Council approved the first two phases of a project to upgrade equipment in the village water treatment plant, and accepted responsibility for new public service radio equipment.
Council accepted a proposal from Dmytryka-Jacobs Engineers, Perrysburg, to design and build controls for half of the plant’s filter system.
The company proposed to do the work for $46,700.
The current controls have been in place since 1982, and Scott Schultz, water plant superintendent, said he can no longer get replacement parts for the system.
Because Dmytryka-Jacobs makes the equipment Archbold officials want, they wanted to make the purchase without competitive bidding, which might force them to accept a lower bid.
So, council waived the $20,000 bid limitation, which allows the village to make purchases up to $50,000 without bids.
That allowed it to purchase the $46,700 control panel without competitive bidding.
Next year, the second control panel will be replaced. In the meantime, parts from the first old panel will be used to keep the second one operational.
Dennis Howell, Archbold village administrator, said the first panel contains the master controls, so the second panel will be about $10,000 less expensive to replace.
Council also agreed to the purchase of a new system to feed carbon dioxide into water being treated at the water treatment plant.
The old system at the plant uses carbon dioxide gas to feed bubbles to water being treated. The system is inefficient and difficult to regulate exactly.
The new system, manufactured by TOMCO2, of Loganville, Ga., feeds pressurized carbon dioxide gas into water to make a solution, which is then added to the water supply.
It operates automatically and is more accurate than the bubble system.
Howell said TOMCO2 will make the system as a package; then, either water plant personnel or a contractor will handle the plumbing and electrical hookups.
In response to a question from council, Howell said the installation is not a major project, money-wise. It involves connecting plastic pipe and wiring a 110-volt circuit.
The total cost of the new system was $86,950, more than the $50,000 bid limitation.
Competitive bids were sought, despite the fact that TOMCO2 is the only firm that makes such equipment.
Council members approved accepting responsibility for new public service (police, fire, etc.) radios.
Fulton County Commissioners purchased radios, including base stations, mobile radios in car, and handheld radios.
The radios are designed to work with the new county 700-800 mhz digital radio system.
Now that the radios are installed and working, Archbold agreed to take ownership of the radios, becoming responsible for insuring them against damage or loss.

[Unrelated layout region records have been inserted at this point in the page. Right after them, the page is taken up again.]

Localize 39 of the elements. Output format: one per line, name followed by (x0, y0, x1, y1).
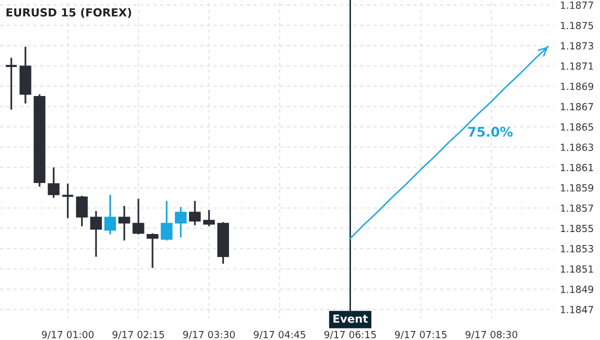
y-tick-label: 1.1849 (560, 286, 594, 293)
text: EURUSD 15 (FOREX) (6, 8, 132, 18)
y-tick-label: 1.1857 (560, 204, 594, 212)
y-tick-label: 1.1853 (560, 245, 594, 252)
candlestick (104, 194, 116, 236)
candlestick (76, 194, 88, 228)
candlestick (146, 232, 158, 269)
candlestick (61, 182, 74, 219)
candlestick (90, 210, 102, 258)
ref-line-label: Event (333, 314, 368, 323)
x-tick-label: 9/17 02:15 (112, 330, 164, 339)
y-tick-label: 1.1861 (560, 164, 593, 172)
y-tick-label: 1.1851 (560, 265, 593, 273)
candlestick (174, 206, 187, 238)
y-tick-label: 1.1865 (560, 123, 594, 131)
candlestick (160, 200, 172, 242)
y-tick-label: 1.1859 (560, 184, 594, 192)
candlestick (118, 205, 130, 242)
x-tick-label: 9/17 04:45 (254, 330, 306, 339)
candlestick (4, 56, 18, 110)
y-tick-label: 1.1869 (560, 82, 594, 90)
x-tick-label: 9/17 03:30 (183, 330, 235, 339)
x-tick-label: 9/17 08:30 (466, 330, 518, 339)
x-tick-label: 9/17 01:00 (42, 330, 94, 339)
x-tick-label: 9/17 07:15 (394, 330, 446, 339)
candlestick (132, 198, 144, 236)
candlestick (203, 209, 215, 228)
y-tick-label: 1.1871 (560, 62, 593, 70)
y-tick-label: 1.1875 (560, 22, 594, 30)
y-tick-label: 1.1855 (560, 224, 594, 232)
annotation: 75.0% (468, 126, 513, 137)
candlestick (48, 166, 60, 199)
y-tick-label: 1.1877 (560, 2, 594, 9)
y-tick-label: 1.1873 (560, 42, 594, 50)
x-tick-label: 9/17 06:15 (324, 330, 376, 339)
y-tick-label: 1.1847 (560, 306, 594, 314)
y-tick-label: 1.1867 (560, 103, 594, 110)
y-tick-label: 1.1863 (560, 144, 594, 151)
candlestick (189, 200, 201, 226)
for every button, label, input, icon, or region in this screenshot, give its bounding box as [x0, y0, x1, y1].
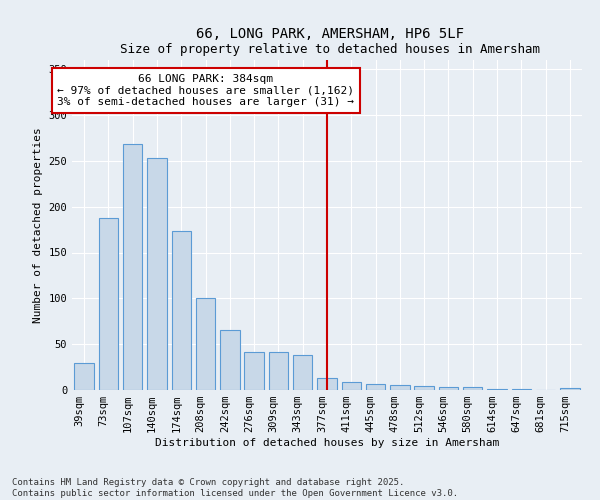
Bar [220, 330, 239, 390]
Bar [512, 389, 531, 390]
Bar [317, 378, 337, 390]
Bar [560, 388, 580, 390]
Text: 66 LONG PARK: 384sqm
← 97% of detached houses are smaller (1,162)
3% of semi-det: 66 LONG PARK: 384sqm ← 97% of detached h… [57, 74, 354, 107]
Bar [366, 384, 385, 390]
Bar [196, 298, 215, 390]
Bar [99, 218, 118, 390]
Bar [172, 230, 191, 390]
Y-axis label: Number of detached properties: Number of detached properties [33, 127, 43, 323]
Bar [293, 355, 313, 390]
Bar [341, 382, 361, 390]
Text: Contains HM Land Registry data © Crown copyright and database right 2025.
Contai: Contains HM Land Registry data © Crown c… [12, 478, 458, 498]
Bar [74, 362, 94, 390]
Bar [487, 389, 507, 390]
X-axis label: Distribution of detached houses by size in Amersham: Distribution of detached houses by size … [155, 438, 499, 448]
Bar [147, 158, 167, 390]
Bar [390, 384, 410, 390]
Text: 66, LONG PARK, AMERSHAM, HP6 5LF: 66, LONG PARK, AMERSHAM, HP6 5LF [196, 28, 464, 42]
Bar [463, 387, 482, 390]
Text: Size of property relative to detached houses in Amersham: Size of property relative to detached ho… [120, 42, 540, 56]
Bar [439, 387, 458, 390]
Bar [269, 352, 288, 390]
Bar [244, 352, 264, 390]
Bar [415, 386, 434, 390]
Bar [123, 144, 142, 390]
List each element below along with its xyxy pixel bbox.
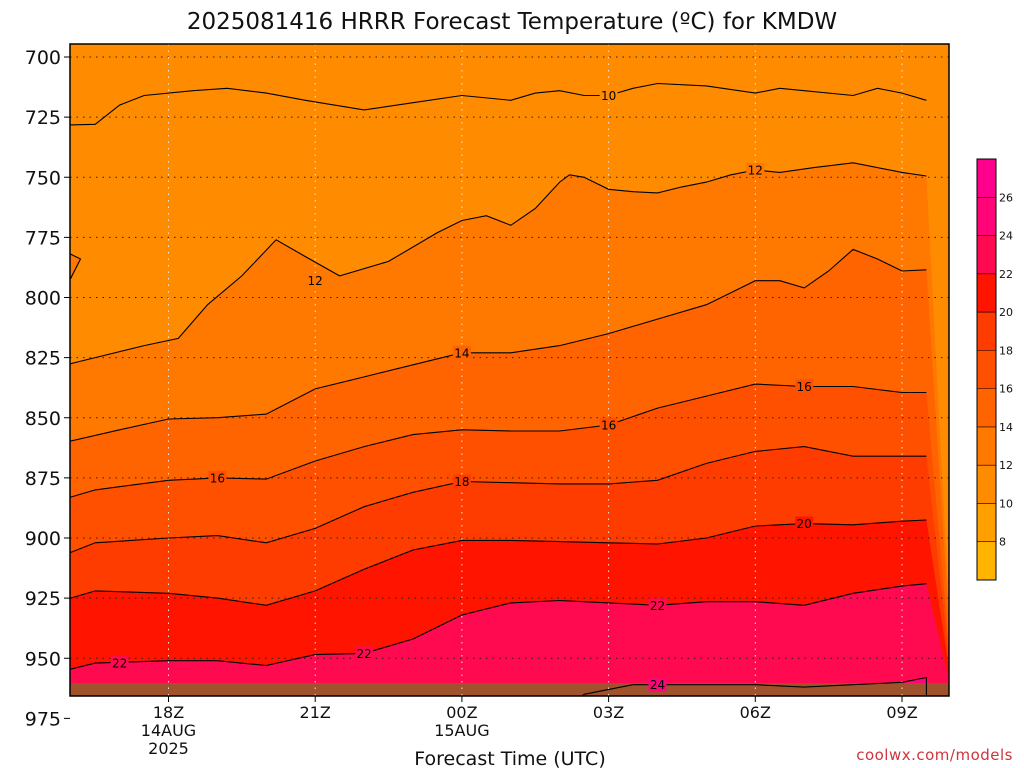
band-fill [70, 253, 81, 279]
x-tick-label: 21Z [300, 703, 331, 722]
contour-label: 22 [650, 599, 665, 613]
contour-label: 20 [797, 517, 812, 531]
colorbar-segment [977, 350, 996, 390]
colorbar-label: 16 [999, 383, 1013, 396]
contour-label: 16 [797, 380, 812, 394]
contour-label-bg [746, 163, 765, 178]
contour-line-14 [70, 248, 927, 442]
contour-label: 22 [112, 657, 127, 671]
contour-label: 12 [748, 164, 763, 178]
contour-label-bg [208, 752, 226, 766]
y-axis: 7007257507758008258508759009259509751000 [25, 47, 70, 730]
colorbar-segment [977, 197, 996, 237]
y-tick-label: 825 [25, 348, 61, 370]
colorbar-label: 14 [999, 421, 1013, 434]
band-fill [667, 721, 765, 752]
contour-label-bg [648, 598, 667, 613]
colorbar-segment [977, 312, 996, 351]
x-tick-label: 06Z [740, 703, 771, 722]
colorbar-segment [977, 159, 996, 198]
x-tick-label: 18Z [153, 703, 184, 722]
x-tick-label: 2025 [148, 739, 189, 758]
contour-label: 18 [454, 475, 469, 489]
x-tick-label: 15AUG [434, 721, 489, 740]
contour-label: 26 [210, 753, 225, 767]
contour-label: 16 [210, 471, 225, 485]
colorbar-label: 20 [999, 306, 1013, 319]
y-tick-label: 850 [25, 408, 61, 430]
contour-label-bg [697, 715, 715, 729]
colorbar-segment [977, 235, 996, 275]
colorbar: 8 10 12 14 16 18 20 22 24 26 [976, 158, 1013, 581]
colorbar-segment [977, 426, 996, 466]
y-tick-label: 775 [25, 227, 61, 249]
contour-label-bg [795, 516, 814, 531]
contour-label-bg [795, 379, 814, 394]
contour-line-18 [70, 446, 927, 554]
ground-strip [70, 683, 949, 696]
contour-label: 16 [601, 418, 616, 432]
x-tick-label: 03Z [593, 703, 624, 722]
contour-label-bg [452, 345, 471, 360]
contour-line-10 [70, 82, 927, 126]
contour-line-24 [581, 676, 927, 696]
contour-label: 22 [356, 647, 371, 661]
x-axis-title: Forecast Time (UTC) [414, 748, 605, 768]
credit-text: coolwx.com/models [856, 746, 1013, 764]
y-tick-label: 900 [25, 528, 61, 550]
colorbar-segment [977, 465, 996, 504]
colorbar-frame [976, 158, 997, 581]
y-tick-label: 800 [25, 288, 61, 310]
y-tick-label: 700 [25, 47, 61, 69]
contour-label-bg [110, 656, 129, 671]
grid-lines [70, 44, 949, 696]
colorbar-segment [977, 541, 996, 581]
chart-title: 2025081416 HRRR Forecast Temperature (ºC… [187, 9, 837, 35]
contour-label: 24 [699, 715, 714, 729]
contour-label: 14 [454, 346, 469, 360]
plot-frame [69, 43, 950, 697]
contour-line-12 [70, 253, 82, 280]
colorbar-label: 8 [999, 536, 1006, 549]
colorbar-label: 18 [999, 344, 1013, 357]
colorbar-segment [977, 273, 996, 313]
contour-label-bg [648, 677, 667, 692]
colorbar-label: 12 [999, 459, 1013, 472]
colorbar-segment [977, 503, 996, 543]
contour-label-bg [355, 646, 374, 661]
y-tick-label: 875 [25, 468, 61, 490]
contour-label-bg [599, 417, 618, 432]
colorbar-segment [977, 388, 996, 428]
contour-label: 24 [650, 678, 665, 692]
x-tick-label: 00Z [446, 703, 477, 722]
y-tick-label: 950 [25, 648, 61, 670]
contour-label: 12 [308, 274, 323, 288]
y-tick-label: 975 [25, 708, 61, 730]
colorbar-label: 10 [999, 497, 1013, 510]
colorbar-label: 22 [999, 268, 1013, 281]
contour-label-bg [306, 273, 325, 288]
contour-line-22 [70, 583, 927, 670]
contour-labels: 10 12 12 14 16 16 16 18 20 22 22 22 24 24 26 [110, 88, 814, 767]
y-tick-label: 925 [25, 588, 61, 610]
y-tick-label: 725 [25, 107, 61, 129]
colorbar-label: 26 [999, 191, 1013, 204]
x-tick-label: 14AUG [141, 721, 196, 740]
x-tick-label: 09Z [886, 703, 917, 722]
contour-label-bg [208, 470, 227, 485]
band-fill [70, 583, 949, 696]
temperature-fill-layer [70, 44, 949, 752]
contour-line-24 [667, 721, 765, 752]
y-tick-label: 750 [25, 167, 61, 189]
colorbar-label: 24 [999, 230, 1013, 243]
contour-label-bg [599, 88, 618, 103]
contour-label-bg [452, 474, 471, 489]
contour-label: 10 [601, 89, 616, 103]
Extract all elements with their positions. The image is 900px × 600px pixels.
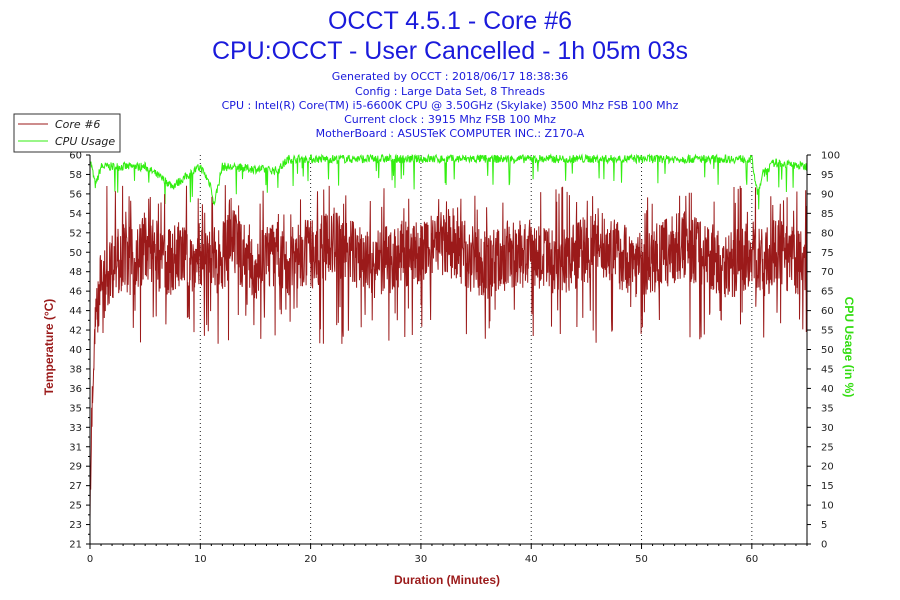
chart-title: OCCT 4.5.1 - Core #6 [328,7,572,35]
y2-tick-label: 100 [821,151,840,162]
legend-label-core: Core #6 [55,118,100,131]
series-layer [89,153,808,520]
x-tick-label: 20 [304,554,317,565]
y2-tick-label: 50 [821,345,834,356]
y2-tick-label: 90 [821,189,834,200]
y2-tick-label: 75 [821,248,834,259]
legend: Core #6 CPU Usage [13,113,121,153]
y2-tick-label: 70 [821,267,834,278]
y2-tick-label: 35 [821,403,834,414]
y-tick-label: 58 [69,170,82,181]
y2-tick-label: 95 [821,170,834,181]
info-motherboard: MotherBoard : ASUSTeK COMPUTER INC.: Z17… [316,127,585,140]
y2-tick-label: 60 [821,306,834,317]
y-tick-label: 29 [69,462,82,473]
x-tick-label: 0 [87,554,93,565]
y-tick-label: 23 [69,520,82,531]
y-tick-label: 27 [69,481,82,492]
info-cpu: CPU : Intel(R) Core(TM) i5-6600K CPU @ 3… [222,99,679,112]
y-tick-label: 60 [69,151,82,162]
legend-label-usage: CPU Usage [55,135,115,148]
y-tick-label: 25 [69,501,82,512]
series-line-core-6 [89,185,808,520]
y2-tick-label: 45 [821,364,834,375]
y-tick-label: 50 [69,248,82,259]
x-tick-label: 10 [194,554,207,565]
y-tick-label: 40 [69,345,82,356]
y2-tick-label: 85 [821,209,834,220]
info-config: Config : Large Data Set, 8 Threads [355,85,545,98]
y-tick-label: 52 [69,228,82,239]
x-axis-label: Duration (Minutes) [394,573,500,587]
y2-tick-label: 15 [821,481,834,492]
info-clock: Current clock : 3915 Mhz FSB 100 Mhz [344,113,556,126]
x-tick-label: 40 [525,554,538,565]
y2-tick-label: 0 [821,540,827,551]
y2-tick-label: 25 [821,442,834,453]
axes: 2123252729313335363840424446485052545658… [69,151,840,566]
y2-tick-label: 20 [821,462,834,473]
y-tick-label: 46 [69,287,82,298]
y-tick-label: 48 [69,267,82,278]
y2-tick-label: 40 [821,384,834,395]
series-line-cpu-usage [89,153,808,210]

The village also will be in charge of repair and maintenance.
Howell told councilmen, individually, the radios are “fairly pricey items,” at almost $4,000 each, but added, “if you want to stay in contact with the rest of the county, and eventually, the rest of the state of Ohio,” you have to have them.
The new digital radios allow more conversations to take place at the same time compared to the old county system.